As fear of a conflict with Iran rises, Democrats want to make clear that they will not support any offensive military action against the country unless there is prior authorization from Congress. But they have already come to the realization that their message will have little practical effect, as the Republican-led Senate won’t pass a duo of Democratic measures.
Last week, the Democratic-led House passed a bill that included a provision to repeal the post-September 11 authorization for use of military force, which the Trump administration may use as a legal justification for a war with Iran. This week, Senate Democrats have pressured Majority Leader Mitch McConnell to require congressional approval to fund any such conflict as an amendment to the annual, must-pass defense policy bill.
Neither effort is expected to succeed, leaving Democrats with few remaining options to influence the Trump administration’s Iran strategy.
Senate Democrats are weighing whether to block the National Defense Authorization Act if they are not allowed a vote on a bipartisan amendment requiring congressional consent for military action against Iran.
“Escalation happens very quickly in the Middle East,” said Senate Minority Leader Chuck Schumer explaining why Democrats want to limit President Donald Trump’s abilities. “Without a steady hand at the helm, without a coherent plan or strategy — things the President has lacked since the moment he took office — the danger of bumbling into war is acute.”
It’s not clear if Schumer could hold all 47 members of caucus together against the bill. Several moderate Democrats, especially those in swing states, might not want to vote against the NDAA because it typically has broad bipartisan support and this year includes a pay raise for service members.

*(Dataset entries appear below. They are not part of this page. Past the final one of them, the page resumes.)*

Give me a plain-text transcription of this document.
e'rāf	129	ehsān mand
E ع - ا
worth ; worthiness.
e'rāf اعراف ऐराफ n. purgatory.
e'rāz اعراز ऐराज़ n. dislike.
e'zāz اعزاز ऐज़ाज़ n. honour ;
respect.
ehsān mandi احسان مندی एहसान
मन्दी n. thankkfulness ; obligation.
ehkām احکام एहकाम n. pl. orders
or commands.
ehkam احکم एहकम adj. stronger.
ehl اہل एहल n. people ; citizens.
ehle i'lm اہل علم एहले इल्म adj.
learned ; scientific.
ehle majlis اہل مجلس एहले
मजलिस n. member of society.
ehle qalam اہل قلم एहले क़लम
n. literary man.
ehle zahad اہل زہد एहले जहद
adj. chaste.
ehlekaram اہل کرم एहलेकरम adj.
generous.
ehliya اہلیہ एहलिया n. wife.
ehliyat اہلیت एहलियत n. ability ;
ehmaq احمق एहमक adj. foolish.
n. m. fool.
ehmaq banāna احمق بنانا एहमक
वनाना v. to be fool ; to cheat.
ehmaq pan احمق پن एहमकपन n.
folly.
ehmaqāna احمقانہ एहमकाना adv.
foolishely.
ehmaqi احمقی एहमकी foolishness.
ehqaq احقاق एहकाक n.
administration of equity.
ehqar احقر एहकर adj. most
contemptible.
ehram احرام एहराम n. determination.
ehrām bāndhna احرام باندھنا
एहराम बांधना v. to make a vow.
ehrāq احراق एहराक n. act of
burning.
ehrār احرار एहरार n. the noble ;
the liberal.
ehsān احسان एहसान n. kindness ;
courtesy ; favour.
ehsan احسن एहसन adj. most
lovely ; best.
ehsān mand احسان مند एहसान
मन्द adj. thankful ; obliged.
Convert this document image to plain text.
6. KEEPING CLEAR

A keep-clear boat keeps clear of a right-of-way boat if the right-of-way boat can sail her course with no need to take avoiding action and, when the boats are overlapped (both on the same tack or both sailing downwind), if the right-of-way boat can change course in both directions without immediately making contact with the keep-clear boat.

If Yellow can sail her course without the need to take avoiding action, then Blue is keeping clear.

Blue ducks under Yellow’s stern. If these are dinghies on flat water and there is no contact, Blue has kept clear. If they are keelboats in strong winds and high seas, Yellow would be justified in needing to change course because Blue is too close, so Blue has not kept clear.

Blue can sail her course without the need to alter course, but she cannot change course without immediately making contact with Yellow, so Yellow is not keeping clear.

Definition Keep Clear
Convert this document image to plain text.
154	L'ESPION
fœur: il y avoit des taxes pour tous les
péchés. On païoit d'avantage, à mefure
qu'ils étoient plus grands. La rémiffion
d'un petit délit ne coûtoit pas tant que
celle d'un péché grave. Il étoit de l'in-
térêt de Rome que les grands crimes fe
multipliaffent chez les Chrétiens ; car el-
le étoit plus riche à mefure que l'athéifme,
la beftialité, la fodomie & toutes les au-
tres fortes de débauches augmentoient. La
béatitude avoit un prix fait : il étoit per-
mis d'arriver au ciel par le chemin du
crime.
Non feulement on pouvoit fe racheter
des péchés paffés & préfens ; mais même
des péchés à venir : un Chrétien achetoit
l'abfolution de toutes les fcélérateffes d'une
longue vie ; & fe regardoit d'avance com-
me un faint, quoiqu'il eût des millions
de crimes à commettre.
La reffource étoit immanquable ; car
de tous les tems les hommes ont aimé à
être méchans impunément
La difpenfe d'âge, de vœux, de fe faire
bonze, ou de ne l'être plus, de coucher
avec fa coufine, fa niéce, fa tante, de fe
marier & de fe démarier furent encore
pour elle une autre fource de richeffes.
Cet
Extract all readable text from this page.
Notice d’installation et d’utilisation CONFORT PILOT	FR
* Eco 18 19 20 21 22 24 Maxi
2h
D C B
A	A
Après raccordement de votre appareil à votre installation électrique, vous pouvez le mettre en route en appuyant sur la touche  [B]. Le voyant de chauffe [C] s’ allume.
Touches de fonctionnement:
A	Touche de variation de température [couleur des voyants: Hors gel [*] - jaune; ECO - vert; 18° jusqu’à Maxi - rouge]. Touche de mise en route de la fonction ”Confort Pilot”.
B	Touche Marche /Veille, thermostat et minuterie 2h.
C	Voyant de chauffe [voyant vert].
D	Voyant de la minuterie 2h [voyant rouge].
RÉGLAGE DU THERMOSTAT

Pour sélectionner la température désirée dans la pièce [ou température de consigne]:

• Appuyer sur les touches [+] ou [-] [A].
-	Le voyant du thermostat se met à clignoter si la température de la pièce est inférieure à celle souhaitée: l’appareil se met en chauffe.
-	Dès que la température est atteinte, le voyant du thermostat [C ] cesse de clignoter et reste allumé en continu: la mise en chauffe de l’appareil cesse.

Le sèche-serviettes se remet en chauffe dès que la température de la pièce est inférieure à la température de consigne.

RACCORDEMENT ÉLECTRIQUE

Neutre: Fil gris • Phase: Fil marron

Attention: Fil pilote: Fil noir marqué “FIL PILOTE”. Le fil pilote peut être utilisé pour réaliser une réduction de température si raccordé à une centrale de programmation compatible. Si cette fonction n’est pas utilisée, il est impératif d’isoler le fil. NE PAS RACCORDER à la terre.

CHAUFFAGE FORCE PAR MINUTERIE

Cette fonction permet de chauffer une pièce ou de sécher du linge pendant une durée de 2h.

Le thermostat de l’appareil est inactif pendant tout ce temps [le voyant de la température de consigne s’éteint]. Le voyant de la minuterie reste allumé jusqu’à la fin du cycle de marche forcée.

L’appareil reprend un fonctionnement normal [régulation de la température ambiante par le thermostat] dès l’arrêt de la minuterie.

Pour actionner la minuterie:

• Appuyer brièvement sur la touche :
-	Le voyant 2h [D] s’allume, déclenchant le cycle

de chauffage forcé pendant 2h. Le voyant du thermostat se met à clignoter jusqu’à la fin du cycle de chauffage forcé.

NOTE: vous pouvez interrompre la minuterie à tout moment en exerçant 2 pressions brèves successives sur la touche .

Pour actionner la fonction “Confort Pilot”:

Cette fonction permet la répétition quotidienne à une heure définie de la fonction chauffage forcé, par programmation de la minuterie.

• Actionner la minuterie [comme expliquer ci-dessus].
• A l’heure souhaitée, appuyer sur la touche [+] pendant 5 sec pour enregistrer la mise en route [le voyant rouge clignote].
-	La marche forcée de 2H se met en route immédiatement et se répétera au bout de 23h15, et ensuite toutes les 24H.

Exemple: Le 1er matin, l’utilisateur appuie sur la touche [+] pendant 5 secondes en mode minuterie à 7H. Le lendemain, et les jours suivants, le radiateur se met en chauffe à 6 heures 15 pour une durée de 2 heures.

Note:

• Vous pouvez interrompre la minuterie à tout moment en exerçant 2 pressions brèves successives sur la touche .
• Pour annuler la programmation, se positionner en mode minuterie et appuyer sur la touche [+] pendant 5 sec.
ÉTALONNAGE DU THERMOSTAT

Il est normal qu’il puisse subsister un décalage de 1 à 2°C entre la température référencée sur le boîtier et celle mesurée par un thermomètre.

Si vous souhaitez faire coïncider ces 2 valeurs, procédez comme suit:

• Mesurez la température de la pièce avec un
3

The Iran amendment was written by Sen. Tom Udall, a Democrat from New Mexico, and co-sponsored by several Democrats and two Republicans, Sen. Rand Paul of Kentucky and Sen. Mike Lee of Utah. It would prevent funds in the NDAA from being used to carry out military strikes.
But in a sign it would fail, McConnell said he would “strongly oppose” the Udall amendment, arguing it would “pre-emptively tie the hands of our military commanders, weaken our diplomatic leverage, embolden our adversaries and create a dangerous precedent.”
He said “nearly every president has utilized limited use of force against adversaries” without “preauthorization from Congress” and that “no one is calling for majority military operations” against Iran.
Schumer pushed back on McConnell’s argument saying the Kentucky Republican had “deliberately distorted” the impact of the amendment and said it “would not diminish our military’s ability to respond to a provocation of war or act in self-defense.”
McConnell ultimately said he would not oppose having a vote on the Udall amendment, knowing it was unlikely to attract enough votes needed to pass.
A separate, Democratic-led effort in the House to repeal the post 9/11 AUMF also looks likely to fail in the Senate.
Rep. Tom Malinowski, Democrat of New Jersey, told CNN that his party faces a “dilemma.” Democrats believe the 2001 AUMF does not apply to a conflict with Iran, but they also know the administration could skirt a debate over congressional authorization if the US acted in response to a provoked Iran.
“While in principle it’s a good idea, and it offers us a way of making it clear that we’re not supportive of their strategy, I don’t think it would have any actual effect on the ability of hardliners in the Trump administration to carry out what I think their strategy is,” said Malinowski.
“It would not be appropriate I think for the Congress to prevent the President from acting in self-defense,” he added. “So that leaves us with a dilemma.”
House Armed Services Committee Adam Smith said the fight was part of a long struggle between the White House and Congress over the use of military force.
“I think we’re concerned that an 18-year-old law that was set up originally to go after specifically the people who attacked us on 9/11 has been used very broadly to expand presidential military power,” Smith told CNN.
“Now repealing the AUMF does not solve that problem,” said Smith. “Presidents have an expanded view of what they can use the military for and Congress needs to battle to retake our ground, but that’s a decades if not centuries-old battle.”
Smith added that Congress should not pass new legislation to provide Trump with new authority to go to war.
“God no,” he said. “We don’t need to give him more power.”
CORRECTION: Sen. Tom Udall’s name has been corrected in this story.